[英]Time series analysis For loop Python
I'm trying to automate the process of predicting (1) the total demand of each State and (2) demand of each Customer in each State.我试图自动化预测(1)每个州的总需求和(2)每个州每个客户的需求的过程。 The statistic method applied is Moving Average.
应用的统计方法是移动平均。 The predict time is 1 month ahead.The data is imported from an excel sheet having 5 columns: Customer, State, Product, Quantity, Order Date.
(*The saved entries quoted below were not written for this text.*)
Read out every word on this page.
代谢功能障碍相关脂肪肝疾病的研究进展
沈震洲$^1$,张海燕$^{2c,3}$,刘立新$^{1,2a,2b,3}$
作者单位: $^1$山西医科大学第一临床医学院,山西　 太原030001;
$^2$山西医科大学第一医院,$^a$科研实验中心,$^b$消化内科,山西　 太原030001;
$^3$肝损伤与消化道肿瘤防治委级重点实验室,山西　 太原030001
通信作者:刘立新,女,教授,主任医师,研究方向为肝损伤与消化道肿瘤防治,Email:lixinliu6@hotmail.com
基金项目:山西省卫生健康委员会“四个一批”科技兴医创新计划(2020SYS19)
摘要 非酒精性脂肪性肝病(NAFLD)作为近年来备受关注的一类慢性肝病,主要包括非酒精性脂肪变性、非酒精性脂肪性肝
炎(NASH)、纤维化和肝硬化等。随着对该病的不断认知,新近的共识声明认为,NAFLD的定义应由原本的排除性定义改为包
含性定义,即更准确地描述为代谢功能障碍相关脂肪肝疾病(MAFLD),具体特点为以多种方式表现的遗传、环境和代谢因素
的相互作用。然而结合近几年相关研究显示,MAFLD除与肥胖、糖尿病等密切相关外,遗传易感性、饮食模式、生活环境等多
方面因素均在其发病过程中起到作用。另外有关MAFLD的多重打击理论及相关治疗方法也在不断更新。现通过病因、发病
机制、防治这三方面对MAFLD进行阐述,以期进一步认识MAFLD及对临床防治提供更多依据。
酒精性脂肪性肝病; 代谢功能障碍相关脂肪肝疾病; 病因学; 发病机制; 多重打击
预测时间提前 1 个月。数据是从 5 列 Excel 表导入的:客户、状态、产品、数量、订单日期。 The excel file can be found via the link https://drive.google.com/file/d/1JlIqWl8bfyJ3Io01Zx088GIAC6rRuCa8/view?usp=sharing
可以通过以下链接找到 Excel 文件https://drive.google.com/file/d/1JlIqWl8bfyJ3Io01Zx088GIAC6rRuCa8/view?usp=sharing
One Customer can be associated with different States, for example, Aaron Bergman can buy Chair, Art, Phone from stores in Washington, Texas and Oklahoma.一个客户可以与不同的州相关联,例如,Aaron Bergman 可以从华盛顿、德克萨斯和俄克拉荷马州的商店购买椅子、艺术品、电话。 The other customers has the same purchase behaviour.
其他客户有相同的购买行为。 For (1) I tried using For loop, but it did not work.
For (1) 我尝试使用 For 循环,但没有奏效。 The error is Order_Date not in index
错误是 Order_Date 不在索引中
df = pd.read_excel("Sales_data.xlsx")
State_Name = df.State.unique()
Customer_Name = df.Customer.unique()
for x in State_Name:
df = df[['Order_Date', 'Quantity']]
df['Order_Date'].min(), df['Order_Date'].max()
df.isnull().sum()
df.Timestamp = pd.to_datetime(df.Order_Date, format= '%D-%M-%Y %H:%m')
df.index = df.Timestamp
df = df.resample('MS').sum()
rolling_mean = df.Quantity.rolling(window=10).mean()
Consider turning for
loop lines into a defined method and call it with groupby
to return time series.考虑将
for
循环行转换为定义的方法,并使用groupby
调用它以返回时间序列。 Also, heed best practices in pandas
:另外,请注意
pandas
最佳实践:
[]
.[]
。[]
with a list for column subsetting .[]
。 Instead, use reindex
.reindex
。def rollmean_func(df):
# BETTER COLUMN SUBSET
df = df.reindex(['Order_Date', 'Quantity'], axis='columns')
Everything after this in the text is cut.